Проснулся он поздно от стука дров, сваленных рядом в кабинете у камина.
— Шерстобитов! — крикнул Саблин.
Молодой, румяный солдат в серой куртке, пахнущей морозом, вошёл в спальню.
— Который час? — спросил Саблин.
— Половина двенадцатого, ваше благородие, — весело ответил денщик.
— Что же ты меня не разбудил? А занятия?
— Занятий нет, ваше благородие. Мороз дюжа большой. Вахмистр посылали к командиру эскадрона. Приказано только одну проездку сделать господ офицеров не беспокоить.
— Хорошо, — сказал Саблин.
— Ну и напугались мы вчера, ваше благородие, когда Любовин прибег в эскадрон и эдакое слово сказал. Господи! Как обрадовались, как узнали, что всё это пустое. Весь эскадрон, можно сказать, жалковал за вами. Экий грех, прости Господи!
— А Любовин где?
— Нигде сыскать не могут. Убег неизвестно куда. Люди думают, не порешил ли с собой. Совсем с ума спятил человек. Господин вахмистр довольны, говорит, так ему и надо. Бог его покарал за то, что он сицилистом был.
— Так не нашли, говоришь, Любовина? — сказал Саблин, вынимая изо рта закуренную было папиросу.
— Никак нет. Нигде не нашли, — отвечал денщик.

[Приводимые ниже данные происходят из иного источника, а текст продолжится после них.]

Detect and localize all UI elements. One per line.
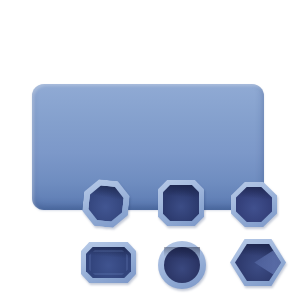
cavity-emerald-gem: [81, 242, 136, 283]
cavity-square-gem: [158, 180, 204, 226]
cavity-well: [164, 247, 200, 283]
emerald-step-facets: [89, 250, 128, 275]
silicone-gem-tray: [32, 84, 264, 210]
cavity-round-gem: [158, 241, 206, 289]
cavity-octagon-gem-2: [231, 182, 277, 227]
cavity-well: [86, 247, 131, 278]
product-photo: [0, 0, 300, 300]
cavity-octagon-gem-1: [83, 180, 129, 227]
cavity-hexagon-gem: [230, 239, 286, 286]
cavity-well: [163, 185, 199, 221]
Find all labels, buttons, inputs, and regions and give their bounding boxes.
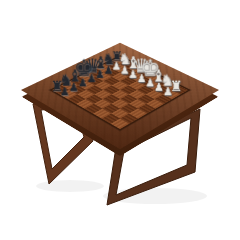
floor-shadow-left bbox=[36, 180, 104, 192]
piece-black-pawn[interactable]: ♟ bbox=[48, 86, 80, 97]
piece-white-pawn[interactable]: ♟ bbox=[152, 86, 184, 97]
product-photo-scene: ♜♞♝♛♚♝♞♜♞♟♟♟♟♟♟♟♝♟♛♟♚♟♝♟♞♟♜♟ bbox=[0, 0, 240, 240]
board-square[interactable] bbox=[103, 86, 120, 95]
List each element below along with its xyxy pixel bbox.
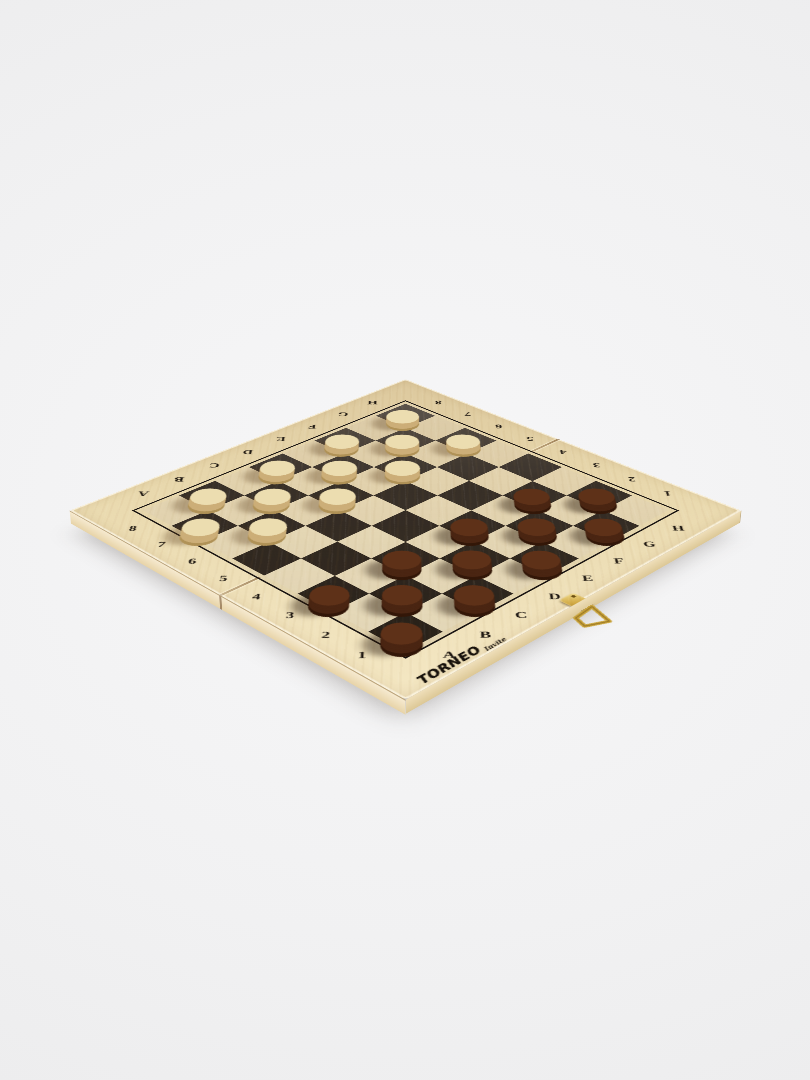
- board-square[interactable]: [301, 541, 370, 575]
- board-square[interactable]: ●: [572, 510, 639, 541]
- board-square[interactable]: [264, 558, 335, 593]
- board-square[interactable]: [337, 525, 405, 558]
- checker-piece-dark[interactable]: ●: [441, 542, 508, 575]
- board-square[interactable]: ●: [369, 575, 441, 612]
- rank-label: 7: [134, 533, 188, 555]
- board-square[interactable]: ●: [297, 575, 369, 612]
- checker-piece-dark[interactable]: ●: [442, 576, 512, 611]
- checker-piece-dark[interactable]: ●: [371, 542, 438, 575]
- board-square[interactable]: [305, 510, 372, 541]
- fold-seam-edge: [219, 595, 222, 609]
- board-square[interactable]: ●: [441, 575, 513, 612]
- folding-chessboard: 87654321 87654321 HGFEDCBA HGFEDCBA ●●●●…: [69, 379, 741, 700]
- rank-label: 3: [261, 602, 316, 628]
- board-square[interactable]: ●: [367, 611, 442, 651]
- rank-label: 2: [297, 621, 352, 648]
- file-labels-near-edge: HGFEDCBA: [411, 512, 710, 674]
- board-square[interactable]: [405, 525, 473, 558]
- checker-piece-dark[interactable]: ●: [574, 510, 638, 540]
- board-square[interactable]: ●: [438, 510, 505, 541]
- rank-label: 8: [105, 517, 159, 538]
- rank-labels-near-edge: 87654321: [100, 512, 399, 674]
- checker-piece-dark[interactable]: ●: [370, 576, 440, 611]
- checker-piece-dark[interactable]: ●: [507, 510, 571, 540]
- checker-piece-dark[interactable]: ●: [510, 542, 577, 575]
- board-square[interactable]: ●: [440, 541, 509, 575]
- board-square[interactable]: ●: [505, 510, 572, 541]
- rank-label: 6: [164, 549, 219, 572]
- board-frame: 87654321 87654321 HGFEDCBA HGFEDCBA ●●●●…: [69, 379, 741, 700]
- checker-piece-light[interactable]: ●: [172, 510, 237, 540]
- board-square[interactable]: ●: [171, 510, 238, 541]
- checker-piece-dark[interactable]: ●: [440, 510, 505, 540]
- board-square[interactable]: [372, 510, 439, 541]
- board-square[interactable]: [476, 558, 547, 593]
- board-fold-seam-near: [219, 576, 260, 595]
- rank-label: 1: [333, 641, 389, 669]
- rank-label: 4: [228, 584, 283, 609]
- board-square[interactable]: [473, 525, 541, 558]
- board-square[interactable]: [331, 593, 405, 631]
- board-square[interactable]: [541, 525, 609, 558]
- checker-piece-light[interactable]: ●: [239, 510, 304, 540]
- rank-label: 5: [195, 566, 250, 590]
- board-square[interactable]: ●: [238, 510, 305, 541]
- board-square[interactable]: [405, 558, 476, 593]
- board-square[interactable]: [269, 525, 337, 558]
- board-square[interactable]: [334, 558, 405, 593]
- board-square[interactable]: ●: [509, 541, 578, 575]
- checker-piece-dark[interactable]: ●: [298, 576, 368, 611]
- board-square[interactable]: ●: [370, 541, 439, 575]
- board-square[interactable]: [231, 541, 300, 575]
- checker-piece-dark[interactable]: ●: [369, 612, 442, 650]
- board-square[interactable]: [405, 593, 479, 631]
- board-square[interactable]: [201, 525, 269, 558]
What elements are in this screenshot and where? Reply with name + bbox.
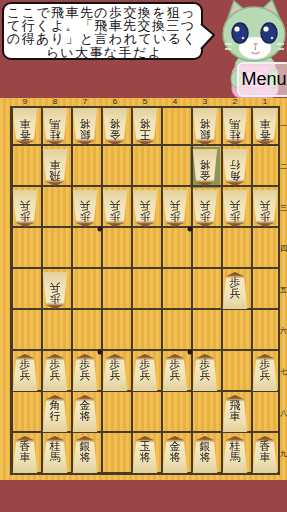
file-label: 2 [220,98,250,106]
piece-kanji: 歩 [200,211,211,222]
file-label: 6 [100,98,130,106]
square-5-2[interactable] [130,147,160,188]
piece-kanji: 銀 [80,129,91,140]
square-2-6[interactable] [220,311,250,352]
piece-kanji: 歩 [140,211,151,222]
app-screen: ここで飛車先の歩交換を狙っ て行くよ。「飛車先交換三つ の得あり」と言われている… [0,0,287,512]
piece-kanji: 兵 [170,200,181,211]
square-5-5[interactable] [130,270,160,311]
speech-text-line: の得あり」と言われているく [7,32,201,45]
square-7-6[interactable] [70,311,100,352]
square-6-6[interactable] [100,311,130,352]
piece-kanji: 将 [200,118,211,129]
board-grid: 香車桂馬銀将金将王将銀将桂馬香車飛車金将角行歩兵歩兵歩兵歩兵歩兵歩兵歩兵歩兵歩兵… [10,106,280,475]
piece-kanji: 歩 [80,211,91,222]
square-5-6[interactable] [130,311,160,352]
piece-kanji: 将 [140,452,151,463]
square-3-4[interactable] [190,229,220,270]
piece-kanji: 歩 [50,293,61,304]
file-label: 9 [10,98,40,106]
piece-kanji: 兵 [140,200,151,211]
square-4-8[interactable] [160,393,190,434]
speech-bubble: ここで飛車先の歩交換を狙っ て行くよ。「飛車先交換三つ の得あり」と言われている… [2,2,203,60]
piece-kanji: 兵 [20,200,31,211]
square-1-6[interactable] [250,311,280,352]
square-2-4[interactable] [220,229,250,270]
rank-label: 八 [280,409,287,417]
piece-kanji: 将 [110,118,121,129]
file-label: 8 [40,98,70,106]
square-6-9[interactable] [100,434,130,475]
piece-kanji: 車 [20,118,31,129]
rank-label: 九 [280,450,287,458]
piece-kanji: 銀 [200,129,211,140]
piece-kanji: 兵 [170,370,181,381]
rank-label: 七 [280,368,287,376]
piece-kanji: 兵 [50,370,61,381]
piece-kanji: 歩 [260,211,271,222]
square-3-8[interactable] [190,393,220,434]
piece-kanji: 車 [20,452,31,463]
piece-kanji: 歩 [20,211,31,222]
square-3-6[interactable] [190,311,220,352]
piece-kanji: 馬 [50,118,61,129]
piece-kanji: 将 [80,452,91,463]
piece-kanji: 将 [200,452,211,463]
square-9-4[interactable] [10,229,40,270]
square-6-5[interactable] [100,270,130,311]
rank-label: 二 [280,163,287,171]
square-9-2[interactable] [10,147,40,188]
file-label: 1 [250,98,280,106]
piece-kanji: 兵 [200,370,211,381]
piece-kanji: 王 [140,129,151,140]
piece-kanji: 兵 [230,200,241,211]
shogi-board: 987654321 一二三四五六七八九 香車桂馬銀将金将王将銀将桂馬香車飛車金将… [0,98,287,480]
piece-kanji: 飛 [50,170,61,181]
piece-kanji: 行 [50,411,61,422]
square-1-2[interactable] [250,147,280,188]
piece-kanji: 兵 [140,370,151,381]
square-1-8[interactable] [250,393,280,434]
piece-kanji: 将 [80,118,91,129]
rank-label: 三 [280,204,287,212]
square-8-6[interactable] [40,311,70,352]
piece-kanji: 兵 [110,200,121,211]
square-9-5[interactable] [10,270,40,311]
piece-kanji: 将 [140,118,151,129]
speech-text-line: らい大事な手だよ [7,46,201,59]
piece-kanji: 桂 [230,129,241,140]
menu-button[interactable]: Menu [237,62,287,97]
square-4-2[interactable] [160,147,190,188]
square-4-4[interactable] [160,229,190,270]
piece-kanji: 車 [260,452,271,463]
square-4-5[interactable] [160,270,190,311]
square-5-8[interactable] [130,393,160,434]
piece-kanji: 将 [170,452,181,463]
square-6-4[interactable] [100,229,130,270]
rank-label: 六 [280,327,287,335]
piece-kanji: 兵 [50,282,61,293]
square-2-7[interactable] [220,352,250,393]
square-4-1[interactable] [160,106,190,147]
square-1-5[interactable] [250,270,280,311]
piece-kanji: 歩 [230,211,241,222]
square-8-3[interactable] [40,188,70,229]
piece-kanji: 金 [200,170,211,181]
piece-kanji: 将 [200,159,211,170]
square-4-6[interactable] [160,311,190,352]
piece-kanji: 馬 [230,118,241,129]
piece-kanji: 兵 [80,370,91,381]
square-9-8[interactable] [10,393,40,434]
piece-kanji: 香 [260,129,271,140]
square-5-4[interactable] [130,229,160,270]
piece-kanji: 兵 [200,200,211,211]
piece-kanji: 金 [110,129,121,140]
file-label: 7 [70,98,100,106]
piece-kanji: 桂 [50,129,61,140]
piece-kanji: 香 [20,129,31,140]
rank-label: 一 [280,122,287,130]
rank-label: 五 [280,286,287,294]
square-7-5[interactable] [70,270,100,311]
square-8-4[interactable] [40,229,70,270]
piece-kanji: 将 [80,411,91,422]
piece-kanji: 兵 [230,288,241,299]
piece-kanji: 行 [230,159,241,170]
file-label: 3 [190,98,220,106]
piece-kanji: 兵 [110,370,121,381]
piece-kanji: 歩 [170,211,181,222]
square-9-6[interactable] [10,311,40,352]
piece-kanji: 馬 [50,452,61,463]
piece-kanji: 角 [230,170,241,181]
square-6-2[interactable] [100,147,130,188]
piece-kanji: 歩 [110,211,121,222]
speech-bubble-tail [200,23,216,50]
file-label: 5 [130,98,160,106]
square-1-4[interactable] [250,229,280,270]
square-7-2[interactable] [70,147,100,188]
file-label: 4 [160,98,190,106]
square-6-8[interactable] [100,393,130,434]
piece-kanji: 車 [50,159,61,170]
piece-kanji: 車 [260,118,271,129]
piece-kanji: 兵 [260,370,271,381]
piece-kanji: 兵 [80,200,91,211]
square-7-4[interactable] [70,229,100,270]
square-3-5[interactable] [190,270,220,311]
piece-kanji: 兵 [20,370,31,381]
piece-kanji: 兵 [260,200,271,211]
rank-label: 四 [280,245,287,253]
piece-kanji: 馬 [230,452,241,463]
piece-kanji: 車 [230,411,241,422]
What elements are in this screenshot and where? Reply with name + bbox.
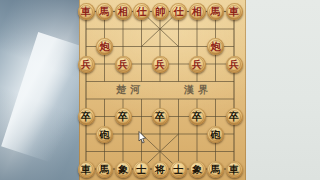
piece-character: 兵 [229, 55, 239, 72]
piece-red-elephant-r0c2[interactable]: 相 [115, 3, 132, 20]
piece-character: 車 [229, 3, 239, 20]
piece-black-soldier-r6c0[interactable]: 卒 [78, 108, 95, 125]
mountain-background-image [0, 0, 79, 180]
piece-red-advisor-r0c5[interactable]: 仕 [170, 3, 187, 20]
piece-red-advisor-r0c3[interactable]: 仕 [133, 3, 150, 20]
piece-black-cannon-r7c1[interactable]: 砲 [96, 126, 113, 143]
piece-black-elephant-r9c6[interactable]: 象 [189, 161, 206, 178]
piece-black-elephant-r9c2[interactable]: 象 [115, 161, 132, 178]
piece-character: 砲 [100, 125, 110, 142]
piece-red-soldier-r3c6[interactable]: 兵 [189, 56, 206, 73]
piece-character: 将 [155, 160, 165, 177]
river-label-han-jie: 漢界 [184, 83, 212, 97]
piece-character: 馬 [211, 160, 221, 177]
piece-character: 兵 [81, 55, 91, 72]
piece-character: 卒 [118, 108, 128, 125]
piece-red-horse-r0c7[interactable]: 馬 [207, 3, 224, 20]
piece-red-cannon-r2c7[interactable]: 炮 [207, 38, 224, 55]
piece-character: 相 [192, 3, 202, 20]
piece-character: 相 [118, 3, 128, 20]
piece-black-advisor-r9c5[interactable]: 士 [170, 161, 187, 178]
board-grid-lines [80, 0, 247, 180]
piece-character: 卒 [155, 108, 165, 125]
piece-black-soldier-r6c8[interactable]: 卒 [226, 108, 243, 125]
right-panel [246, 0, 320, 180]
piece-red-horse-r0c1[interactable]: 馬 [96, 3, 113, 20]
piece-black-chariot-r9c0[interactable]: 車 [78, 161, 95, 178]
piece-character: 兵 [118, 55, 128, 72]
piece-red-soldier-r3c4[interactable]: 兵 [152, 56, 169, 73]
piece-red-elephant-r0c6[interactable]: 相 [189, 3, 206, 20]
piece-black-cannon-r7c7[interactable]: 砲 [207, 126, 224, 143]
piece-black-horse-r9c1[interactable]: 馬 [96, 161, 113, 178]
piece-character: 炮 [211, 38, 221, 55]
piece-black-soldier-r6c2[interactable]: 卒 [115, 108, 132, 125]
piece-character: 士 [137, 160, 147, 177]
xiangqi-game-screen: 楚河 漢界 車馬相仕帥仕相馬車炮炮兵兵兵兵兵卒卒卒卒卒砲砲車馬象士将士象馬車 [0, 0, 320, 180]
piece-character: 車 [81, 160, 91, 177]
piece-character: 馬 [100, 3, 110, 20]
piece-character: 象 [118, 160, 128, 177]
piece-character: 車 [229, 160, 239, 177]
piece-red-cannon-r2c1[interactable]: 炮 [96, 38, 113, 55]
piece-character: 仕 [137, 3, 147, 20]
piece-character: 卒 [81, 108, 91, 125]
piece-character: 兵 [192, 55, 202, 72]
piece-character: 砲 [211, 125, 221, 142]
piece-character: 卒 [192, 108, 202, 125]
piece-black-general-r9c4[interactable]: 将 [152, 161, 169, 178]
piece-red-general-r0c4[interactable]: 帥 [152, 3, 169, 20]
piece-character: 馬 [100, 160, 110, 177]
mouse-cursor [138, 131, 147, 144]
xiangqi-board[interactable]: 楚河 漢界 車馬相仕帥仕相馬車炮炮兵兵兵兵兵卒卒卒卒卒砲砲車馬象士将士象馬車 [79, 0, 246, 180]
piece-character: 象 [192, 160, 202, 177]
piece-red-soldier-r3c0[interactable]: 兵 [78, 56, 95, 73]
piece-red-chariot-r0c0[interactable]: 車 [78, 3, 95, 20]
piece-character: 帥 [155, 3, 165, 20]
piece-character: 兵 [155, 55, 165, 72]
piece-black-chariot-r9c8[interactable]: 車 [226, 161, 243, 178]
piece-character: 卒 [229, 108, 239, 125]
piece-character: 炮 [100, 38, 110, 55]
piece-character: 仕 [174, 3, 184, 20]
river-label-chu-he: 楚河 [116, 83, 144, 97]
piece-character: 士 [174, 160, 184, 177]
piece-red-soldier-r3c8[interactable]: 兵 [226, 56, 243, 73]
piece-character: 車 [81, 3, 91, 20]
piece-red-soldier-r3c2[interactable]: 兵 [115, 56, 132, 73]
piece-black-soldier-r6c4[interactable]: 卒 [152, 108, 169, 125]
piece-character: 馬 [211, 3, 221, 20]
piece-black-soldier-r6c6[interactable]: 卒 [189, 108, 206, 125]
piece-black-horse-r9c7[interactable]: 馬 [207, 161, 224, 178]
piece-black-advisor-r9c3[interactable]: 士 [133, 161, 150, 178]
piece-red-chariot-r0c8[interactable]: 車 [226, 3, 243, 20]
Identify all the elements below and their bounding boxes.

— Ну ладно. Не мешай мне спать, я ещё часок засну, — блаженно потягиваясь, сказал Саблин. Радость избавления охватила его.
LVIII
От Саблина Маруся пошла к своей тётке-портнихе, где всегда ночевала, когда бывала на вечерах или в театре. Ночь она не спала. Рано утром она собрала книги, чтобы идти на курсы, но на курсы не пошла, а поехала домой. Отца дома не было. Во всём тихом домике была только старая кухарка Мавра, подруга её матери. Канарейки, обманутые солнцем, заливались в клетке в столовой, пронизанной косыми бледными зимними лучами, в которых, переливаясь радугой, играли мелкие пылинки. Зимний день был полон радости, но Маруся не замечала её. Она, не раздеваясь, прошла в свою комнату, сняла шляпку и шубку, бросила их на постель, приспустила штору и села у стола спиной к окну. Солнечный свет и скрип полозьев по снегу её раздражали, хотелось полутьмы, тишины и спокойствия. Ночью, ворочаясь с боку на бок на диване в мастерской своей тётки, она не могла собрать мысли и чувствовала только непоправимость, случившегося вчера, и радость оттого, что её Саша жив. Теперь, облокотившись на книги, лежащие на краю стола, устремив глаза в тёмный угол, где под зелёным холстом висели её платья и стоял небольшой сундучок с девичьим рукомойником, она сумела, наконец, собрать свои мысли. Положение дел казалось уже не таким безотрадным.